Lt. j.g. Cullen Hanks

Lt. j.g. Cullen Hanks

ANDERSEN AIR FORCE BASE, Guam — A 2012 Hudson High School graduate and Hudson native is serving in the U.S. Navy with Helicopter Sea Combat Squadron 25 on the island of Guam.

Lt. j.g. Cullen Hanks is a pilot serving with HSC 25, known as the “Island Knights,” a versatile squadron that’s capable of completing a number of missions for the Navy with the MH-60S “Seahawk” helicopter.

A pilot is responsible for flying and operating the helicopter.

Hanks credits success in the Navy to many of the lessons learned in Hudson.

“Growing up in a small town taught me to be humble and appreciate the little things in life,” Hanks said. “This helped me to never forget where I’m from, despite all of the awesome experiences and distinguished career I’ve been blessed to participate in. I still consider Hudson my home and I always enjoy returning to visit.”

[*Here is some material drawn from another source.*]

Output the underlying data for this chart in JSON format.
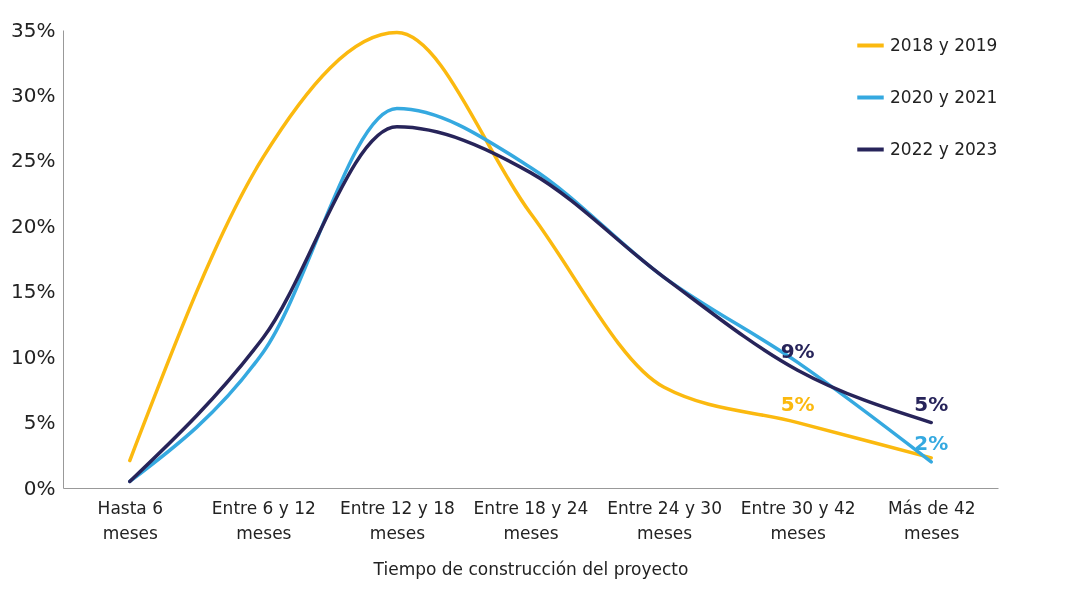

HSC-25 is the first and only forward-deployed vertical replenishment squadron in the Navy and is tasked with supporting Seventh Fleet units in the Western Pacific, Indian Ocean, North Arabian Sea and Persian Gulf. To provide this support, HSC-25 embarks two-aircraft detachments aboard Military Sealift Command vessels that provide transportation of equipment, fuel, supplies and ammunition to sustain U.S. forces worldwide.

They are the only Navy squadron based at Andersen Air Force Base, Guam.

In addition to vertical replenishment, HSC-25 provides 24-hour search-and-rescue/medical evacuation services for Guam and the Northern Mariana Islands. Averaging more than 30 rescues and 70 medevacs per year, HSC-25 also conducts airborne firefighting using externally-carried buckets, vertical onboard delivery, drone and torpedo recovery, special operations airborne support, and fleet logistics support for all military activities in the Guam area, including the maritime prepositioned ships operating in the local area.

“Being forward deployed, this command is able to execute some missions that other commands merely train for, namely search and rescue,” Hanks said.

According to officials at the U.S. Navy’s Pacific Fleet headquarters in Pearl Harbor, Hawaii, the ships, submarines, aircraft and Navy personnel forward-deployed to Guam are part of the world’s largest fleet command and serve in a region critical to U.S. national security.

The U.S. Pacific Fleet encompasses 100 million square miles, nearly half the Earth’s surface, from Antarctica to the Arctic Circle and from the West Coast of the United States into the Indian Ocean. All told, there are more than 200 ships and submarines, nearly 1,200 aircraft, and more than 130,000 uniformed and civilian personnel serving in the Pacific.

Serving in the Navy means Hanks is part of a world that is taking on new importance in America’s focus on rebuilding military readiness, strengthening alliances and reforming business practices in support of the National Defense Strategy.

A key element of the Navy the nation needs is tied to the fact that America is a maritime nation, and that the nation’s prosperity is tied to the ability to operate freely on the world’s oceans. More than 70 percent of the Earth’s surface is covered by water; 80 percent of the world’s population lives close to a coast; and 90 percent of all global trade by volume travels by sea.

“Our priorities center on people, capabilities and processes, and will be achieved by our focus on speed, value, results and partnerships,” said Secretary of the Navy Richard V. Spencer. “Readiness, lethality and modernization are the requirements driving these priorities.”

Though there are many ways for sailors to earn distinction in their command, community and career, Hanks is most proud earning his wings, which designates him as a Navy pilot.

“It took four years at the Naval Academy and another two and a half years in flight school for me to earn that designation,” said Hanks. “I’m so thankful for my family and friends who supported me along the way.”

As a member of one of the U.S. Navy’s most relied upon assets, Hanks and other sailors know they are part of a legacy that will last beyond their lifetimes, one that will provide a critical component of the Navy the nation needs.

“I’m extremely proud of serving in the Navy,” added Hanks. “The support our service members receive is simply incredible, and I often feel I don’t deserve the level of admiration directed to me. The Navy has introduced me to amazing people and incredible experiences, and I perpetually feel blessed to be part of this amazing community.”